CRS as an Enforcement Multiplier: CRS is no longer a passive reporting exercise. In Thailand, it has become a powerful enforcement tool. Banks now report financial information of foreign tax residents to the Thai Revenue Department, enabling authorities to identify dividend flows, capital movements and remittances that are inconsistent with declared Thai ownership.
These inconsistencies often trigger broader investigations linking CRS data with beneficial ownership filings, corporate records and anti-money laundering checks. Even structures that appear compliant from a corporate law perspective may raise red flags when financial flows reveal a different economic reality. In some cases, this has resulted in account freezes, transaction delays and heightened audits across multiple agencies.
A System-Wide Burden: The crackdown extends beyond business. Banks are under increasing pressure to comply with overlapping obligations under CRS, Anti-Money Laundering, Foreign Account Tax Compliance Act (FATCA) and beneficial ownership regulations ‒ while also responding to requests from foreign tax authorities and correspondent banks. Compliance teams are expected not only to collect documents, but to challenge ownership explanations and assess substance, leading to longer onboarding times and growing de-risking measures.
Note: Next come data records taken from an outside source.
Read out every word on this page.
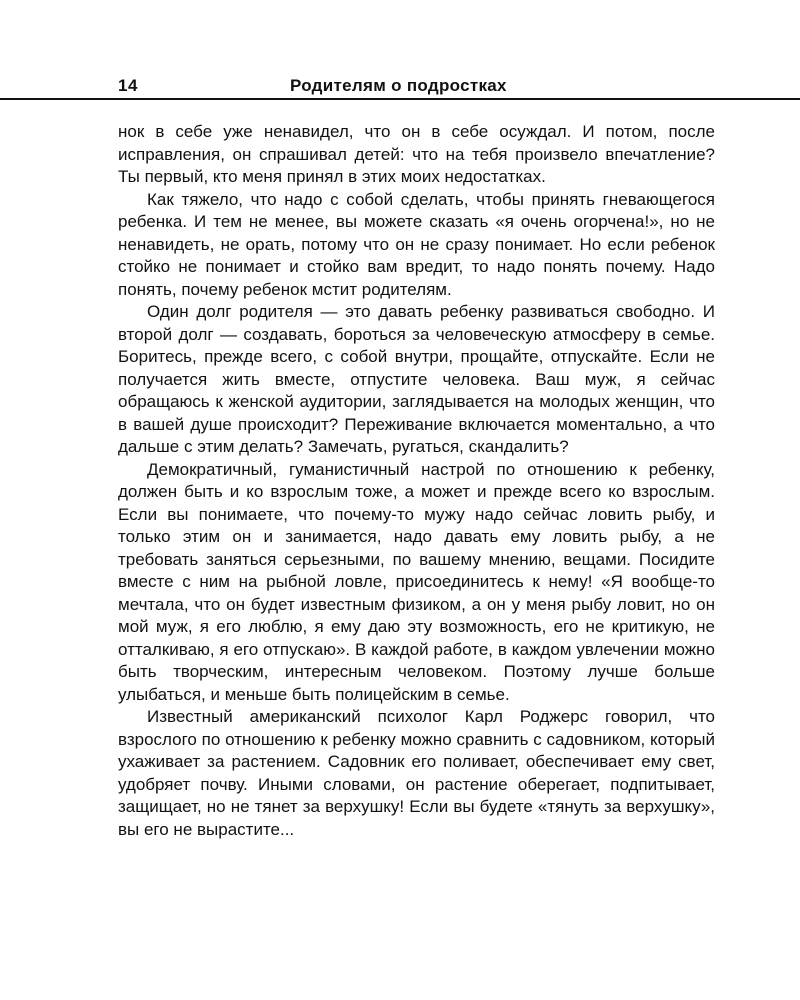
14	Родителям о подростках

нок в себе уже ненавидел, что он в себе осуждал. И потом, после исправления, он спрашивал детей: что на тебя произвело впечатление? Ты первый, кто меня принял в этих моих недостатках.

Как тяжело, что надо с собой сделать, чтобы принять гневающегося ребенка. И тем не менее, вы можете сказать «я очень огорчена!», но не ненавидеть, не орать, потому что он не сразу понимает. Но если ребенок стойко не понимает и стойко вам вредит, то надо понять почему. Надо понять, почему ребенок мстит родителям.

Один долг родителя — это давать ребенку развиваться свободно. И второй долг — создавать, бороться за человеческую атмосферу в семье. Боритесь, прежде всего, с собой внутри, прощайте, отпускайте. Если не получается жить вместе, отпустите человека. Ваш муж, я сейчас обращаюсь к женской аудитории, заглядывается на молодых женщин, что в вашей душе происходит? Переживание включается моментально, а что дальше с этим делать? Замечать, ругаться, скандалить?

Демократичный, гуманистичный настрой по отношению к ребенку, должен быть и ко взрослым тоже, а может и прежде всего ко взрослым. Если вы понимаете, что почему-то мужу надо сейчас ловить рыбу, и только этим он и занимается, надо давать ему ловить рыбу, а не требовать заняться серьезными, по вашему мнению, вещами. Посидите вместе с ним на рыбной ловле, присоединитесь к нему! «Я вообще-то мечтала, что он будет известным физиком, а он у меня рыбу ловит, но он мой муж, я его люблю, я ему даю эту возможность, его не критикую, не отталкиваю, я его отпускаю». В каждой работе, в каждом увлечении можно быть творческим, интересным человеком. Поэтому лучше больше улыбаться, и меньше быть полицейским в семье.

Известный американский психолог Карл Роджерс говорил, что взрослого по отношению к ребенку можно сравнить с садовником, который ухаживает за растением. Садовник его поливает, обеспечивает ему свет, удобряет почву. Иными словами, он растение оберегает, подпитывает, защищает, но не тянет за верхушку! Если вы будете «тянуть за верхушку», вы его не вырастите...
Why This Matters: This is no longer just about deliberate non-compliance. Well-intentioned businesses may face scrutiny if their structures lack clarity or fail to reflect actual control and benefit. Nominee issues now sit at the intersection of the Department of Business Development, Revenue Department, Anti-Money Laundering Office, Bank of Thailand and international authorities.
What Businesses Should Do: Businesses should proactively prepare by declaring true controllers, aligning banking, tax and corporate records, and ensuring tax residency is properly supported with valid certificates. Legal alternatives ‒ such as BOI promotions or appropriate licenses ‒ should be explored. With more than 46,000 entities reportedly under review, reactive compliance is no longer sufficient.
In an era of automatic information exchange, transparency is not optional. Structures that rely on opacity are increasingly exposed ‒ often not through inspections, but through data.